In der Kolumne schreiben unsere Campus-Reporter, allesamt Studierende in Koblenz und Landau, unplugged aus ihrem Alltag. Heute erzählt Nina Seel, warum der Herbst ihre Lieblingsjahreszeit ist und warum sie den Sommer nur wenig vermisst.
Er kommt leise und flüsternd. Auf weichen Sohlen schleicht er sich an, lässt die Tage langsam kühler und dunkler werden und verwandelt grüne Wälder in ein Farbenmeer – der Herbst ist da. Während andere den heißen Sommertagen hinterher trauern, bin ich glücklich darüber, dass meine liebste Jahreszeit angebrochen ist. Für mich ist der Herbst der Inbegriff von Erfrischung und Gemütlichkeit. Raschelndes Laub unter meinen Füßen, würziger Duft nach Wald in meiner Nase, kühler Nebel um mich herum und bunte Farben, soweit das Auge reicht.
Übergangszeit
Alles fühlt sich schon jetzt ein bisschen nach Neustart an, als würde ein neues Jahr beginnen. Nicht umsonst nennt man den Frühling und den Herbst „Übergangszeit“: Die Natur braucht eine Weile, in der aus Sommer Winter wird und umgekehrt. Die Welt zeigt sich noch einmal von ihrer prächtigtsten Seite, bevor sie von Wind und Wetter durchgepustet wird. Und auch wir Menschen brauchen eine Zeit, in der wir die lauen Sommernächte hinter uns lassen und uns auf die besinnliche Vorweihnachtszeit einstimmen.
Schon als Kind fand ich den Herbst besonders schön. Wir haben lange Spaziergänge unternommen und sind auf weichem Moos durch verwunschene Pilzwälder gelaufen, haben uns die Taschen mit gesammelten Hagebutten, Bucheckern und Eicheln vollgestopft. Mit der neuen Jahreszeit hatten Anorak und Halbschuhe wieder Saison, heute besser bekannt als Übergangskleidung und Zwiebel-Look. Neben Erntedankfesten und vielen Versuchen, im Feld Drachen steigen zu lassen, erinnere ich mich an Bastelnachmittage mit gepressten Blättern und Kastanienmännchen. Am Wochenende habe ich im Garten raschelnde Laubhaufen zusammengerecht und Äpfel darin versteckt, um den Igeln ein gemütliches Winterquartier zu bauen. Zwar wurden die Tage kürzer, und doch fühlte es sich an, als wäre plötzlich mehr Zeit da.
Goldene Jahreszeit
Mit dem Umzug nach Landau kam ein neues Stück Herbsterfahrung dazu. Im Pfälzer „Herbscht“ hat nun der Neue Wein (Federweißer) Saison und in der WG wird Kürbissuppe gekocht.
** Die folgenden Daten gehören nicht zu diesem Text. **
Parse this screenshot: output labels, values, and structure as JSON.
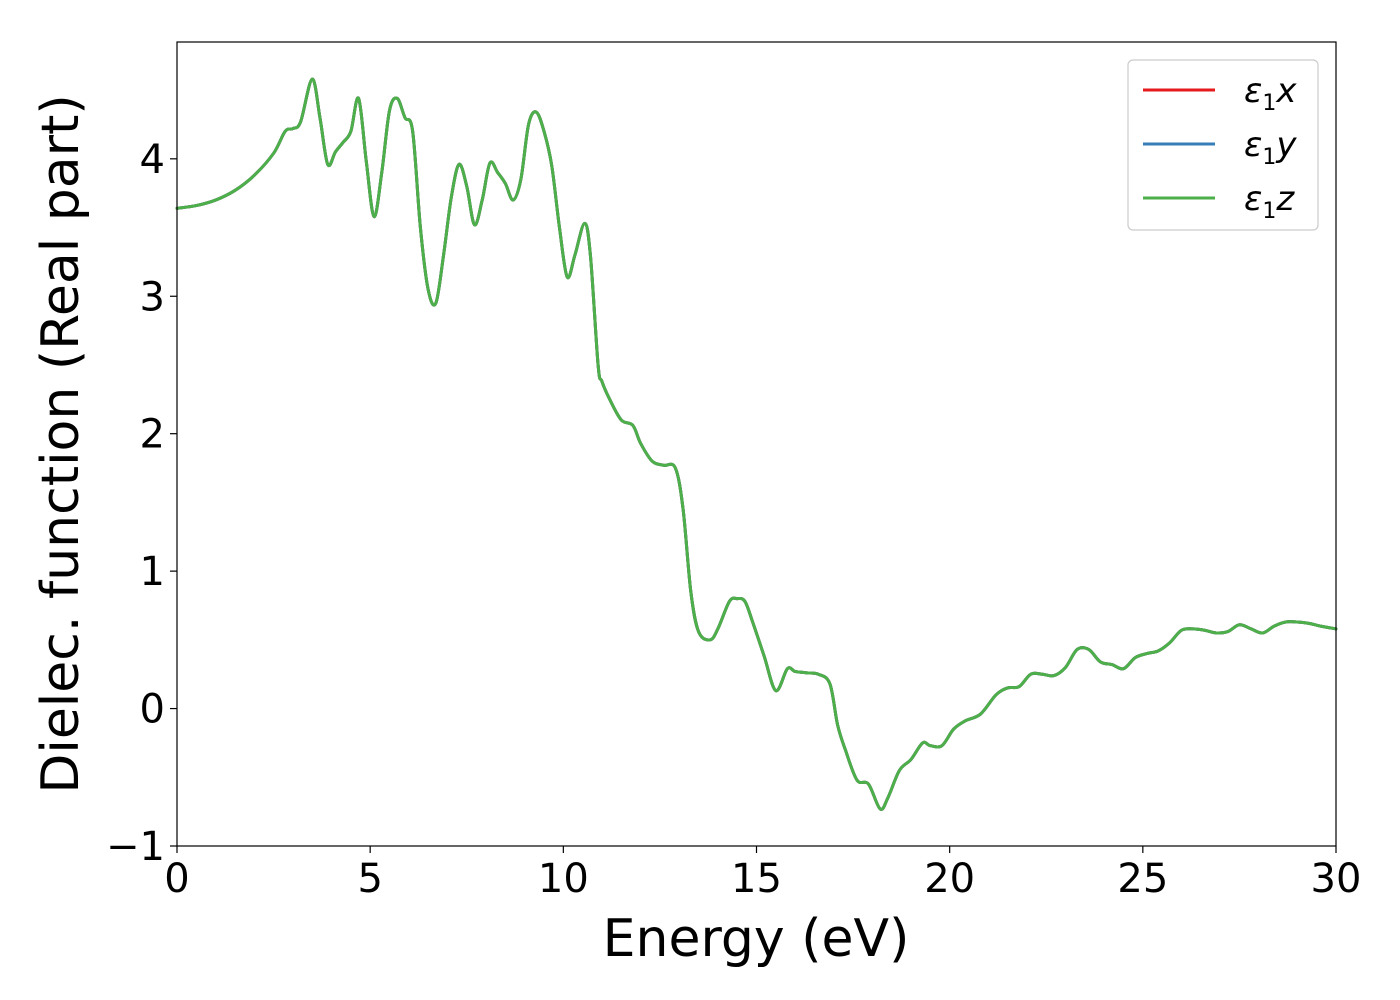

Auf dem Markt gibt es Keschdebrot zu kaufen und bei der Wanderung durch die umliegenden Weinberge schweift der Blick über rot-orangefarbene Reben. Hatte ich im Sommer manchmal ein schlechtes Gewissen, bei schönstem Wetter nicht vor die Tür zu gehen, ist es jetzt völlig legitim, in einer Wolldecke eingehüllt Kakao zu trinken, während Regentropfen ans Fenster prasseln und die Film- und Seriensaison wieder Einzug erhält.
An manchen Tagen bäumt sich der Sommer aber noch ein letztes Mal auf, die Sonne strahlt mit aller Kraft und taucht alles in ein goldenes Licht. Dann sitze ich auf einer Bank, strecke die Nase Richtung Himmel und kann zur Ruhe kommen. Die Welt dreht sich ein kleines bisschen langsamer. Auf diese Weise verschafft mir der Herbst wie keine andere Jahreszeit die Gelegenheit zum Durchatmen. Und es fühlt sich noch heute an, als würde er mir zuflüstern: Nimm dir Zeit.